2) A useful addition is comparison of the molecular replacement solution and Fo-Fc difference maps with those from a set of X-ray data truncated to the same (3.2 Å) resolution. A “MOLREP contrast score” of 35.8 and 40.8 for the electron diffraction and equivalent truncated X-ray data will not be understood by most readers, however, as few of them will have used MOLREP. The authors should give a reference to an earlier paper or to a review by Vagin & Teplyakov in which the significance of 35.8 or 40.8 is discussed.

We thank the reviewers for this suggestion. We have provided a contrast score for an MR search with X-ray data and have provide what is considered a high quality score (>3.0) as defined in the official CCP4 documentation for MOLREP. We have also included omit maps generated from X-ray data truncated to 3.2 Å for comparison and added them to what is now called Figure 3.

3) The reasons for data truncation at 3.2 Å should be stated clearly again (i.e., that the tilted crystals did not yield data beyond that limit).

This has been added to the text.

4) Figure 4–figure supplement 2. This entire supplemental figure is an important validation of the method, so it must be included in the main part of the manuscript. Moreover, two different contour levels must be provided in panels C and D – it appears that the synchrotron map is better connected, whereas the microED map shows a false connection for the NADP. These differences will become probably become even clearer at a lower contour level.

Supplemental figure 2 has been moved back into the main manuscript and renamed Figure 3. Two different contour levels for the NADP have been added to this figure as requested.

5) In connection with the omit map results, currently in Figure 4–figure supplement 2 (to be moved to main part of the manuscript), it should be stated clearly in the main text that at the current level of the microED methodology, the maps obtained by microED are not of the same quality as those obtained by x-ray diffraction at synchrotrons. The microED maps are certainly not of “similar quality”, as stated (incorrectly) in the text.

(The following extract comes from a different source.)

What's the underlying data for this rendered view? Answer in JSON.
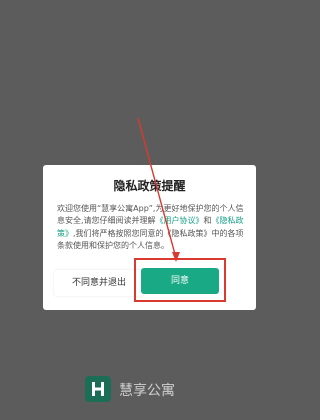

It was never the focus of this work to directly compare the quality of maps obtained by MicroED with those obtained by X-ray diffraction. Regardless, we have added X-ray omit maps for comparison and have stated that the MicroED maps are not of the same quality. However, it needs to be noted that traditional X-ray crystallography could have never provided data, and subsequently density maps, from the crystals used in this study, as they are much too small.